To train the model you need 12 months of good quality smart meter data from before the retrofit happened. We say ‘good quality’ because this isn’t always the case with smart meters (despite the promises!) We come across cases fairly regularly of smart meters not actually being smart (i.e. they don’t relay the readings automatically), and sometimes the data has lots of gaps in it. 

But 12 months doesn’t mean we have to wait a year before installing a retrofit measure, as the meters themselves save 13 months worth of historical data. So assuming a household has already had smart meters for over a year, once they consent to share their data, we can already access what’s needed. 

It’s most useful where: 

  • A home uses gas for heating, then makes a big(ish) change to the fabric (like adding insulation, or replacing windows and doors). The counterfactual can tell us how much gas the household would have consumed in the post-retrofit period, had the retrofit interventions not taken place.
  • A home uses gas for heating, then switches to electric heating (like a heat pump). The counterfactual gas usage can be compared with the actual electric heating consumption post retrofit, provided that sub-metered data for the electric heating is available. If we’re only interested in the total energy saved due to the heat pump and fabric retrofit, the comparison can be done on a simple energy basis.

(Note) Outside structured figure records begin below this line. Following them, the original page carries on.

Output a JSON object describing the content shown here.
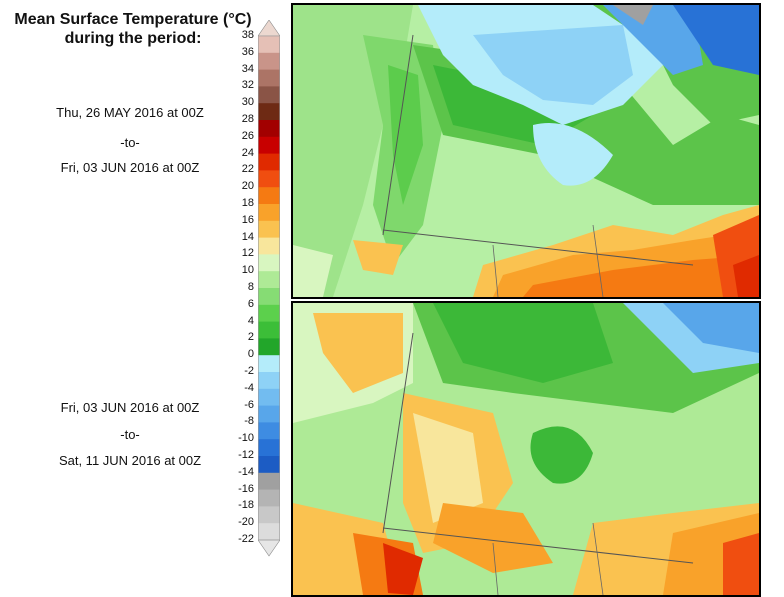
{
  "title_line1": "Mean Surface Temperature (°C)",
  "title_line2": "during the period:",
  "top_period": {
    "start": "Thu, 26 MAY 2016 at 00Z",
    "sep": "-to-",
    "end": "Fri, 03 JUN 2016 at 00Z"
  },
  "bottom_period": {
    "start": "Fri, 03 JUN 2016 at 00Z",
    "sep": "-to-",
    "end": "Sat, 11 JUN 2016 at 00Z"
  },
  "legend": {
    "levels": [
      "38",
      "36",
      "34",
      "32",
      "30",
      "28",
      "26",
      "24",
      "22",
      "20",
      "18",
      "16",
      "14",
      "12",
      "10",
      "8",
      "6",
      "4",
      "2",
      "0",
      "-2",
      "-4",
      "-6",
      "-8",
      "-10",
      "-12",
      "-14",
      "-16",
      "-18",
      "-20",
      "-22"
    ],
    "colors": [
      "#e5c0b6",
      "#c99489",
      "#ac7466",
      "#8a5446",
      "#6e2a14",
      "#a20000",
      "#c80000",
      "#e02a00",
      "#f04e10",
      "#f57a12",
      "#f9a22a",
      "#fac250",
      "#f8e69c",
      "#d8f6c0",
      "#aeea96",
      "#86dc74",
      "#5cd04c",
      "#3cbe38",
      "#22a62a",
      "#b4ecfa",
      "#8ed2f6",
      "#72bcf0",
      "#58a6ea",
      "#3e8ce2",
      "#2872d6",
      "#1c5cc4",
      "#a0a0a0",
      "#b4b4b4",
      "#c8c8c8",
      "#dcdcdc"
    ],
    "top_arrow_color": "#ecd8d0",
    "bottom_arrow_color": "#e6e6e6"
  }
}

This means it will be better suited where there is a more substantial change to a home. In general homes with solar PV or electric vehicles (EVs) can’t use this method, unless sub-metering is in place. The US working group is actively working on the PV problem, but EVs will remain a limitation. We understand around 20% of One Stop Shop clients (such as at PPR) would fall into this category. So again, this is one metric/tool at our disposal, but can’t be the only way to assess energy and carbon savings. 

How accurate is it? 

Carbon Co-op already has a tool which runs the basic methodology. This is called PowerShaper Tracker. This can be run for individual homes, or with several homes aggregated together. 

For an individual home using the basic (and currently available) methodology:

  • Accuracy of around 19% (accuracy means how much the reporting period predicted and metered gas consumption differ, in either direction) 
  • Bias of around 17% (bias means whether the reporting period predicted gas consumption is, on average, higher or lower than the metered consumption). 

Bundling homes together (e.g. looking at savings across a lending portfolio) improves accuracy and bias, as some of the ‘quirks’ you get on individual homes due to behaviour etc effectively ‘smooth out’ in a group. 

Further accuracy and bias improvements are possible when you match homes with comparable properties, but more development is needed before this option is available. 

Are there other reasons to encourage smart meter data access? 

Yes! Even if we can’t run a Metered Energy Saving calculation smart meter data can be very useful:

  • Where a retrofit assessment happens (e.g. Home Retrofit Planner assessment), it can streamline the collection of baseline energy consumption data – which aids context and understanding.
  • Householders can benefit from better access to their smart meter data via Carbon Co-op’s PowerShaper Monitor platform – they can visualise, download and interrogate it, free from the restrictions of an In Home Display or how their energy supplier provides it. They can also see the carbon emissions associated with their energy use. It can simply be offered as a tool that helps people to engage with their energy data, encouraging ‘energy and carbon literacy.’ 
  • Providing a simple ‘before and after’ energy comparison, whilst heavily caveated, is arguably better than nothing. 

What about people that don’t have smart meters yet?

There are still lots of these households. Where we can’t access smart meter data, we can encourage householders to provide their energy use based on the figures given in their bills. Whilst these are static figures and don’t take into account external temperature and other factors, they are useful for ‘at a glance’ before and after comparisons. 

Communication is key

The key thing for all of the options (Metered Energy Savings / smart meter data / bill data) is clearly communicating the limits of what they tell us. This will be considered as part of the reporting framework we develop as part of this project.